Social Phobia – A History Lesson
People sometimes ask me what’s the difference between Social Phobia and Social Anxiety? Is one worse than the other? Which one do I “have”?
Well the short answer is there’s no difference. The two terms are used interchangeably.
But the real answer requires a little history of the development of the diagnosis and how psychiatry came to recognise Social Anxiety Disorder as a problem.
The first officially recognised version of Social Anxiety came about in 1980, and that was when the term “Social Phobia” was used.
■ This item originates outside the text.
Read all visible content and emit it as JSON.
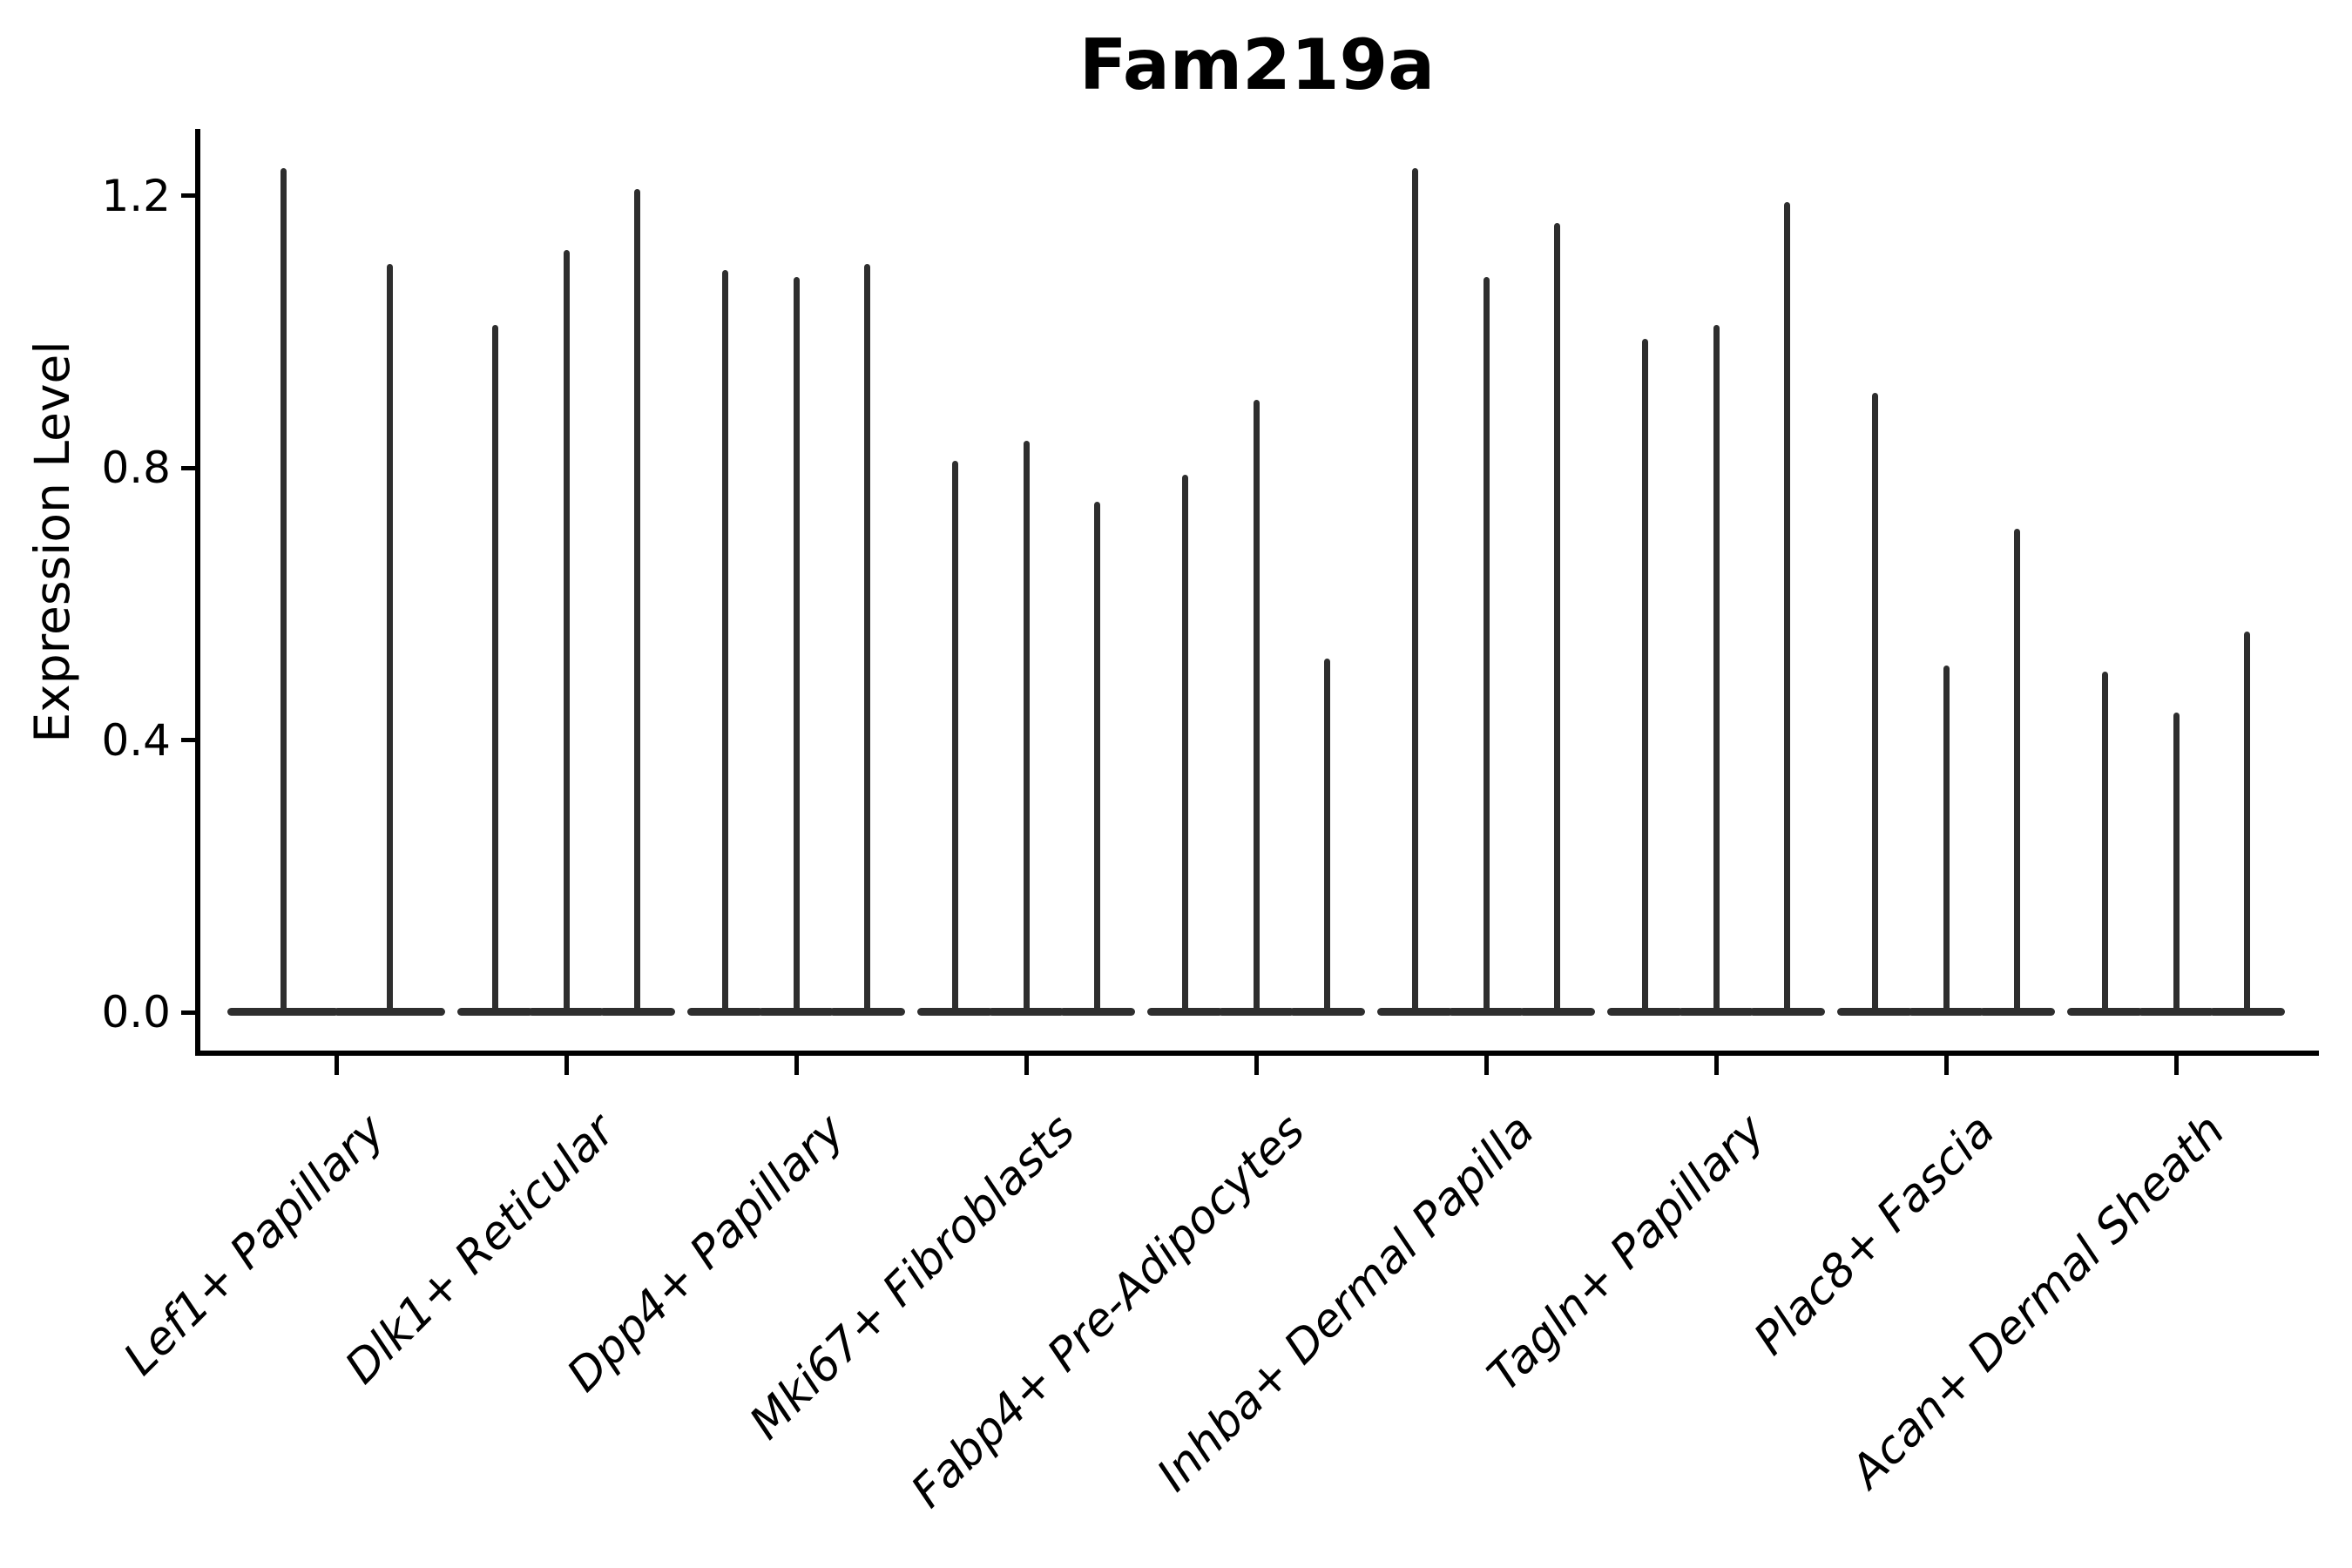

However it only allowed for the diagnosis if the person felt overwhelming fear and anxiety in “performance situations.”
“Performance situations” refers to situations like giving a speech, talking to a small group of people, performing on stage, or taking an exam. Crucially it didn’t include more social or informal social situations.
The next edition of the Psychiatric bible the “DSM – IV” was published in 1994. In this edition the diagnosis has been reviewed and renamed Social Anxiety Disorder, and expanded to include social situations. This was a vital change, as these are precisely the types of situations that cause the most distress for people who suffer from Social Anxiety.
So does it matter which term you use? Not really. But the development of the official psychiatrists version of what is defined as Social Anxiety is important, as it has allowed for wider recognition, treatment and funding for people with Social Anxiety Disorder.